Para ele, os “conflitos crônicos” entre ambos precisam ser solucionados por meio de um diálogo direto e uma mediação eficaz. “Imploramos às partes que voltem a negociar assim que possível, pois este é o único caminho que leva aos que todos queremos: dois Estados vivendo em paz e segurança”, colocou.

O governo colombiano, no entanto, declarou nesta semana que se absterá de votar a respeito do ingresso da Palestina na ONU. A Colômbia é um dos únicos países da América Latina, ao lado de Panamá, México e Guatemala, que não reconheceu o Estado palestino.

Na ocasião, a ministra de Relações Exteriores María Ángela Holguín declarou a vontade do seu país de “que exista um Estado palestino”, mas, “pensando em uma paz mais duradoura, gostaríamos que isto fosse fruto de um acordo com Israel”. Segundo ela, não é adequado forçar uma situação que “não contribui para a pacificação da região”.

DIÁLOGO

Em seu discurso na ONU, Santos reforçou sua posição à comunidade internacional para que se resolvam situações conflituosas por meio do diálogo. Para o mandatário, quando mais eficaz for o uso da diplomacia preventiva, menor será a necessidade da comunidade internacional interferir em confrontos.

A respeito dos conflitos do norte da África, Santos afirmou que o “fortalecimento da democracia e do Estado de Direito pode estabilizar” a região.
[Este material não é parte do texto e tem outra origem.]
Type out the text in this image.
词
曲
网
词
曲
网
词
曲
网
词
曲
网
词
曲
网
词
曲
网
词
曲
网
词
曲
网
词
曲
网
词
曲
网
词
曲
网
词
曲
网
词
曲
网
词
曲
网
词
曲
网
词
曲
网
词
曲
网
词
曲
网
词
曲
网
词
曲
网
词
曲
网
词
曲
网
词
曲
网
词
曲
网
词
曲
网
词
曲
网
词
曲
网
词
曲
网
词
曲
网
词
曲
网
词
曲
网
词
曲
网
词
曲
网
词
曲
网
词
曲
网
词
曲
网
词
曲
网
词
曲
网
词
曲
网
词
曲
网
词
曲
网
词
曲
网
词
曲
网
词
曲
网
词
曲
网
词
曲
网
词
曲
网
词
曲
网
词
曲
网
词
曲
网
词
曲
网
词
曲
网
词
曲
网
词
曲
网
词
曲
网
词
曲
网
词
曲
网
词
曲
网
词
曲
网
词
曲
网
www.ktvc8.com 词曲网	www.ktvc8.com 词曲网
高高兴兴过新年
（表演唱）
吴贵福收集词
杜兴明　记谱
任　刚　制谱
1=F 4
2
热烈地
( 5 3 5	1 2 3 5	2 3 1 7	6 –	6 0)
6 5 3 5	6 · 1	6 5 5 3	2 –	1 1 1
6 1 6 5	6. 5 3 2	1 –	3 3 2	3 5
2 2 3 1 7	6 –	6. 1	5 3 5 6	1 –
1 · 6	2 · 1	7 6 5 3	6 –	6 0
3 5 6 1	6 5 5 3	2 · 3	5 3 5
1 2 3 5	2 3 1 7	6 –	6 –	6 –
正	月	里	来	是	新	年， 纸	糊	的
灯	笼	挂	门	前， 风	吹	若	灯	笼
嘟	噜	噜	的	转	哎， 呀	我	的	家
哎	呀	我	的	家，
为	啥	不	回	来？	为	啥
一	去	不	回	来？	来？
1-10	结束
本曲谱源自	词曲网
Segundo ele, o que estes povos buscam é a liberdade e o respeito a seus direitos, além da democracia. “É nosso dever apoiá-los”, acrescentou.

O chefe de Estado da Colômbia ainda citou o diálogo como uma ferramenta que possibilitou seu país a normalizar as relações diplomáticas com a Venezuela e o Equador, e citou a ajuda que o ex-secretário geral da União das Nações Sul-americanas (Unasul), Néstor Kirchner, deu neste processo.

Segundo ele, na América Latina “aprendemos” com os governos que podemos ter posições opostas, mas que isto não significa que as nações não possam conviver e que é preciso buscar o diálogo e a negociação, como aconteceu com Honduras.

“É necessário o diálogo e a negociação em nossa região, Honduras é um exemplo deste esforço, pois nos unimos para acompanhar [o país] em sua reconciliação e reincorporação a Organização de Estados Americanos [OEA]”, relatou.

Como atual integrante do Conselho de Segurança da ONU, o presidente da Colômbia emitiu sua preocupação sobre a situação do Haiti, cuja solução deve continuar sendo “uma prioridade para todos”. Segundo ele, é preciso existir um acompanhamento internacional para seu desenvolvimento econômico e social.

Quando a Colômbia assumiu a Presidência temporária do Conselho, em abril deste ano, a recuperação do Haiti foi um de seus principais objetivos, recordou ele.

Ao finalizar seu discurso, Santos fez um chamado aos representantes das nações presentes e à ONU para que continuem trabalhando para fazer da atual crise mundial uma oportunidade, já que, segundo ele “é possível transformar temporais em ventos favoráveis”.